Estimating years of life lost (YoLL)
Assuming that chronic effects may continue to manifest themselves until 2050 in the entire population living close to incinerators in the three countries in 2001, and that their mortality rate was similar to that of the national population in 2001, we estimated Years of Life Lost attributable to PM10 and NO2 exposure as derived from the air dispersion model. In particular, we assumed that the impact of PM10 and NO2 was that which occurs during 2001-2020. As was done by Miller , we assumed constant future birth rates, constant hazard rates over time, immediate mortality effects after change in population-weighted exposure (no lag). The effects are calculated up to the year 2050 and all over a whole life span (105 years).
Overall, we have a high level of confidence in the estimates of YoLL, mainly due to the rather stable and well-established coefficients for NO2 and PM10.

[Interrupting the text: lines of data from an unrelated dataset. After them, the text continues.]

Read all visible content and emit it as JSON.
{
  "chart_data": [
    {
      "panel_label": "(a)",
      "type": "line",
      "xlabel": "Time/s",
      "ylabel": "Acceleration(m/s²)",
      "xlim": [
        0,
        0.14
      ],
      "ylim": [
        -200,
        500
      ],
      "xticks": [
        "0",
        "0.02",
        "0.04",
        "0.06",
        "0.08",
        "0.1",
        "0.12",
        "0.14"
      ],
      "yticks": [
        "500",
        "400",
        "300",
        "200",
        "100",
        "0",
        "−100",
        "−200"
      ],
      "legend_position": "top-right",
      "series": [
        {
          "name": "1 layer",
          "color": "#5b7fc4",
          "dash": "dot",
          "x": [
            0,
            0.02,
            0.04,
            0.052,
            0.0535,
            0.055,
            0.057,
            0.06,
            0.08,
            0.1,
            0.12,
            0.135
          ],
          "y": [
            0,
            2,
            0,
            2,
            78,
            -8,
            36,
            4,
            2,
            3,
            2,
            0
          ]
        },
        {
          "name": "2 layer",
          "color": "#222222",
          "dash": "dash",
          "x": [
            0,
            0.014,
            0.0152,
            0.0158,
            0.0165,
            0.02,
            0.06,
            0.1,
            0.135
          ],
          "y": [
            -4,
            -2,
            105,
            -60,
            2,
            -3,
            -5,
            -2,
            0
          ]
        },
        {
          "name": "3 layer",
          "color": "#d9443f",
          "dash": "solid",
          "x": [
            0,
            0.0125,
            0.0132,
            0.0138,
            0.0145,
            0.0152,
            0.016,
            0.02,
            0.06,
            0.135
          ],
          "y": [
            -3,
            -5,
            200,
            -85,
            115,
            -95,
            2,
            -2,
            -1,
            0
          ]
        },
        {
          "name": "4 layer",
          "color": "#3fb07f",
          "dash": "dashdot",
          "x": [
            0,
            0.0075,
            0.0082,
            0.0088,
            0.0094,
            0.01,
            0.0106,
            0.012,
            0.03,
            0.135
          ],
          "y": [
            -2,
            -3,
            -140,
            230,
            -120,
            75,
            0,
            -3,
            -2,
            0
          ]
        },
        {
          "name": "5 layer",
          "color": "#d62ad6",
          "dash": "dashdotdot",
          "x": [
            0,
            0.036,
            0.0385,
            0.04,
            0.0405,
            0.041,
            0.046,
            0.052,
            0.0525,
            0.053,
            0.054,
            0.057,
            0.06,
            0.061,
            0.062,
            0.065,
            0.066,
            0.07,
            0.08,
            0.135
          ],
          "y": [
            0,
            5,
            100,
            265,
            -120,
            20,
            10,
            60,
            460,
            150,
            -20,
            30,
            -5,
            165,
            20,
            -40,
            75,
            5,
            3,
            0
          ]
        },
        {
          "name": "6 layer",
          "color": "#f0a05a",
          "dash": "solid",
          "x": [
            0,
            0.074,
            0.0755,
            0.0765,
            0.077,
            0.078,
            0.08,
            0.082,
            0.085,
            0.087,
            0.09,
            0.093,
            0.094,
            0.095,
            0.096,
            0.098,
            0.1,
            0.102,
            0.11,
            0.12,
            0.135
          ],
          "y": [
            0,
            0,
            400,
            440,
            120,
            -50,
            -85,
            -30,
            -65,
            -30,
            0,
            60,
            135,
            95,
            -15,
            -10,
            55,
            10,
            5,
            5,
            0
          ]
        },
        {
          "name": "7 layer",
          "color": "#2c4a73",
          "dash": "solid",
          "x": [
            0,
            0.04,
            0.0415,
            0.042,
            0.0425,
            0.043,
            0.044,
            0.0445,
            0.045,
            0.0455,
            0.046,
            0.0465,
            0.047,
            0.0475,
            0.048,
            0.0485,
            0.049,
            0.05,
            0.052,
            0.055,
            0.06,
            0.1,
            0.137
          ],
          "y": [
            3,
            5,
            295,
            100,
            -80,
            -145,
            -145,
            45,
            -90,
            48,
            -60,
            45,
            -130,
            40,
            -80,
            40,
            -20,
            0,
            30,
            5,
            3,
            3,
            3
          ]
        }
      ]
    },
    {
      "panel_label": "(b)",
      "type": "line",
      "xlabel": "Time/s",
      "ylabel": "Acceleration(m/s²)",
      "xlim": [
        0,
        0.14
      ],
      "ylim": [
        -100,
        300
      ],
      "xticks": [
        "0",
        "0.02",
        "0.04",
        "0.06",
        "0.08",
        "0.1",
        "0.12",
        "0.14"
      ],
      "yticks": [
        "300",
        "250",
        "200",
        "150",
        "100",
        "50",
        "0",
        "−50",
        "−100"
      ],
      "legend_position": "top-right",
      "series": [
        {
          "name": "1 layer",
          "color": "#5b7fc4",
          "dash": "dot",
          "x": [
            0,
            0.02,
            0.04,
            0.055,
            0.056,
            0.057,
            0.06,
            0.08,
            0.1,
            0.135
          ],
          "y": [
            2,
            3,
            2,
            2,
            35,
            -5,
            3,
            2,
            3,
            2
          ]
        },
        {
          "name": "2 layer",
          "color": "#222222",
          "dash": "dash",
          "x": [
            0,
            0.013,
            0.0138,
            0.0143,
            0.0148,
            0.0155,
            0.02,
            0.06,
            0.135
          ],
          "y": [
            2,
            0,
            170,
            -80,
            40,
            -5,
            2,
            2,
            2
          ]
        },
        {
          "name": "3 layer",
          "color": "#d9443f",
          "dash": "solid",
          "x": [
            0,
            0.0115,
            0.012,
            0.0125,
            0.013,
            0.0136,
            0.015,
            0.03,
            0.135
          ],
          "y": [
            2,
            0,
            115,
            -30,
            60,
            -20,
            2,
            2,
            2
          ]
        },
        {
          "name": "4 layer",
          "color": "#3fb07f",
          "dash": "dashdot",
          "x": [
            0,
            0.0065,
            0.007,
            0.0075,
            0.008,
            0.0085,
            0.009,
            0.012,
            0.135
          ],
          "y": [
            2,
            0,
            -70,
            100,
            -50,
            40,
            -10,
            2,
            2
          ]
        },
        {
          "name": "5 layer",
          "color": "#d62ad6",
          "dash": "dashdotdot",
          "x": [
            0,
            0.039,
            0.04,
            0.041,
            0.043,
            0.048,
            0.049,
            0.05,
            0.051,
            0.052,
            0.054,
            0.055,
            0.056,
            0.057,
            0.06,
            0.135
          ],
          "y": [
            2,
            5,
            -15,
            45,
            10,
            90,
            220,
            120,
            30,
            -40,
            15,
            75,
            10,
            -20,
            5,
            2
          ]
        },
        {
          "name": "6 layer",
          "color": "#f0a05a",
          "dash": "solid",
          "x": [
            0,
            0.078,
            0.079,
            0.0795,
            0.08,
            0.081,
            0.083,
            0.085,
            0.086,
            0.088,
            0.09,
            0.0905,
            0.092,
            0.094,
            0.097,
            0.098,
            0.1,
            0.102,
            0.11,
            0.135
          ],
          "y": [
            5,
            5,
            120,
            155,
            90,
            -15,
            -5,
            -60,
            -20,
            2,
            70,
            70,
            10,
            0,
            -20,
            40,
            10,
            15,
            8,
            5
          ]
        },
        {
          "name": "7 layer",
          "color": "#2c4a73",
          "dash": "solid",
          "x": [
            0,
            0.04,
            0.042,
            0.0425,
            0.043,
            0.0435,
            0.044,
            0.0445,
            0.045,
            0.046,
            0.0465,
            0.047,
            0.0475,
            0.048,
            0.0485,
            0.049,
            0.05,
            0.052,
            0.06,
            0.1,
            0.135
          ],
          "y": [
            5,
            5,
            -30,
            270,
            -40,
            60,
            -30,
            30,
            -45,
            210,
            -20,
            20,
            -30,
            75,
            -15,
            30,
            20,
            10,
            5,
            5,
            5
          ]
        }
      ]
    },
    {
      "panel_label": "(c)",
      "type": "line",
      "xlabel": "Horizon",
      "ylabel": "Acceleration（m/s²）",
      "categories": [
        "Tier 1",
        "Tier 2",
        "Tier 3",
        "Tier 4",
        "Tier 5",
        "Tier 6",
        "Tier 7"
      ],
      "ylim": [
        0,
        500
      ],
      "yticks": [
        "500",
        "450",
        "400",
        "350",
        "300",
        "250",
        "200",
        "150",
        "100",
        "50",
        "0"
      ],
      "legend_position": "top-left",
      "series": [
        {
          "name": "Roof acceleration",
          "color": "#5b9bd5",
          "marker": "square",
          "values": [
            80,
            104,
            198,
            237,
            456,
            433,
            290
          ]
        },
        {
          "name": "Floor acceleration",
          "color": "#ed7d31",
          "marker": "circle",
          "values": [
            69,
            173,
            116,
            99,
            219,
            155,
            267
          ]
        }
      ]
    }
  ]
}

Estimating congenital anomalies and low birth weight near landfills
With a moderate level of confidence, we assumed that the only health impacts on populations living near landfills are congenital malformations and low birth weight. Other possible health effects were not considered, as our review of the literature did not reveal any other significant health effects. As already indicated, the time of the evaluation was 2001-2030 on the assumption that gas emissions (methane, carbon dioxide, non-methane volatile organic compounds, hydrogen sulfide and ammonia) from landfills last several years even after a landfill closure (we assumed 30 years). We cannot exclude that the effect on reproductive health occurs via groundwater or soil contamination. The formula to calculate the cases of malformation and babies of low birth weight attributable to residence near landfills is the same as for cancer incidence, where incidence should be changed with prevalence at birth and the number exposed are newborns.
Overall, we have a moderate level of confidence in the estimates of attributable cases of congenital anomalies and low birth weight, mainly due to the uncertainty in characterizing the excess risk ratios.